By Terri Ferguson Smith / firstname.lastname@example.org
The Meridian Star
Without debate, the Meridian City Council unanimously passed a $1.2 million bond issue on Tuesday that will fund water and sewer projects in the city. The matter first went to a vote in May when the council passed a resolution of intent for the bonds.
The council approved the issue that will provide $350,000 for a generator at North Meridian freshwater plant, $600,000 for filter repair at B Street freshwater plant, and $250,000 to reroute wastewater from Marion to the east plant.
There was some disagreement on a couple of other matters, however. Seeing the matter of a school board appointment and a change in school board terms on the council's consent agenda, Ward 5 Councilman Bobby Smith favored leaving that for the new mayor and council to decide. Smith is among three council members who were not re-elected and he wanted to remove those items, as well as two other items from the agenda.
"I just feel like since we've got three new council members and a new mayor coming in, they are the ones to make these appointments," Smith said.
Smith also asked that the one-year extension of a solid waste collection contract with Southern Waste be delayed until the new council takes office. He further asked that an order adopting a revised version of the City of Meridian employee handbook be tabled.
After some back and forth discussions, the council agreed to take off all of the agenda items except for the waste contract, since they felt that it would be better to get that done now as the city prepares for another budget year.
Voting in favor of taking the school board issues and the employee handbook off the agenda were Smith and the other two council members who are leaving; Mary Perry, Ward 2; and Jessie Palmer, Ward 4. Voting against it were George Thomas, Ward 1; and Barbara Henson, Ward 3.
Thomas later explained that the matter regarding the expiring terms of school board members was an effort to get the dates in compliance with state laws. Currently, Thomas said, Meridian Public School District School Board members have terms that expire on different months of the year. They should all expire on the same month, Thomas said. Terms are staggered in years so there is never a time when all of the school board appointments are in the same year.
Tuesday's meeting was also a time for goodbyes with the three departing members and Mayor Cheri Barry taking the opportunity to express their thanks.
"I'd like to thank this community for its support. I'd like to thank the city council for our relationship. I'd like to thank our department heads who have been the very best team I could possibly ask for," Barry said. "I would like to thank the city employees for your hard work in this community."

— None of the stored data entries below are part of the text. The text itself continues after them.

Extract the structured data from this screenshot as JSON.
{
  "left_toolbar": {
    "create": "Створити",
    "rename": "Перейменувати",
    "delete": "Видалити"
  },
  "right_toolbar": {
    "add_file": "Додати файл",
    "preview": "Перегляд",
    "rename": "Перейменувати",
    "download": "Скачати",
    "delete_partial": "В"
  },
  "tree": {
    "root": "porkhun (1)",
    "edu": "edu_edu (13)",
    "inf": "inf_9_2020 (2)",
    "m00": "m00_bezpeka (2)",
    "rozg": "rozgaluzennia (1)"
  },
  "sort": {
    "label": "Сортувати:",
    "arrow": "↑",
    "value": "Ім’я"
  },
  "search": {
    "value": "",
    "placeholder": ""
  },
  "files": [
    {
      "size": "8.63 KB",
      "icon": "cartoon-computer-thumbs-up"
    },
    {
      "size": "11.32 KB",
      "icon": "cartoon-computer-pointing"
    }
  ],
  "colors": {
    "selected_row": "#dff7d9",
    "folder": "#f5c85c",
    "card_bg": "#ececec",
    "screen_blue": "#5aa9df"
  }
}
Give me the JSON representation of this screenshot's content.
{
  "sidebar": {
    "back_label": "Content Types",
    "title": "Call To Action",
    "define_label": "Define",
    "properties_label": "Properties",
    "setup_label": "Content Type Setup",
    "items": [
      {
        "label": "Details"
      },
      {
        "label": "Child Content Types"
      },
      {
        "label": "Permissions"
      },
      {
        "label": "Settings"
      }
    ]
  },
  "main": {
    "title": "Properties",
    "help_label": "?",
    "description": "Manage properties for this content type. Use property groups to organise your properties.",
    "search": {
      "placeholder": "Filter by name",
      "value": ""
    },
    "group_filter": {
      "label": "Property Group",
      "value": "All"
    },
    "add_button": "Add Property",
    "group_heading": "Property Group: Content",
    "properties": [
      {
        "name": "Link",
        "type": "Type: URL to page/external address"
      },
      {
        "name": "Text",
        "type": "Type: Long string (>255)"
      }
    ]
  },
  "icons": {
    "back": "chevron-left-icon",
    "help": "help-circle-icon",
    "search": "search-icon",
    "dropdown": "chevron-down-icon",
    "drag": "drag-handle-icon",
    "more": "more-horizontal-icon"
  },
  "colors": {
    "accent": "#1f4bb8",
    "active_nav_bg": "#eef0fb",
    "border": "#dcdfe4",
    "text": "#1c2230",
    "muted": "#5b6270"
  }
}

Barry recounted the progress the city has made in the last four years with its budget and with street and water improvements, as well as a new police department, a new fire station, and a state-of-the-art public safety communications system.
"Our most important achievement was our decision to transform city government. We decided to change how the city spends money to live within our means," Barry said. "We have rebuilt our relationships with our county, our state and our federal government and all of our partners."
Smith thanked the mayor and in closing, thanked his fellow council members and offered some advice to the new council members.
"You see some of the actions here tonight. Sometimes it's fun; sometimes it's aggravating. Just remember when you go to vote on something you are one council member, not five," Smith said.
Palmer said he would still be around and he wished his replacement well. He also chastised eligible voters who did not cast ballots in the recent city elections. The general election brought out about 45 percent of registered voters in Meridian.
"Many people have given their lives for the opportunity to vote," Palmer said.
Henson, who is returning for another term, said she appreciates the civility with which the council members conduct themselves.
"You can disagree without being disagreeable and we have managed to do that," Henson said. "We haven't had any hard feelings and we respect one another."
"Even though we disagreed on some things, we always knew we could work them out," Perry said.
Thomas commended Barry for her accomplishments over the past four years.
"Being mayor is tough. It is a hard job," Thomas said. "You have to make decisions some times that very few people agree with but you have to do it right. I think Cheri has done that."
Thomas, Henson and new council members, Kenneth Dustin Markham, Ward 2; Pamela Houston, Ward 4; and Randy Hammon, Ward 5; along with Mayor-elect Percy Bland will be sworn into office on July 1 at 11 a.m. at the Temple Theater. The public is invited to attend.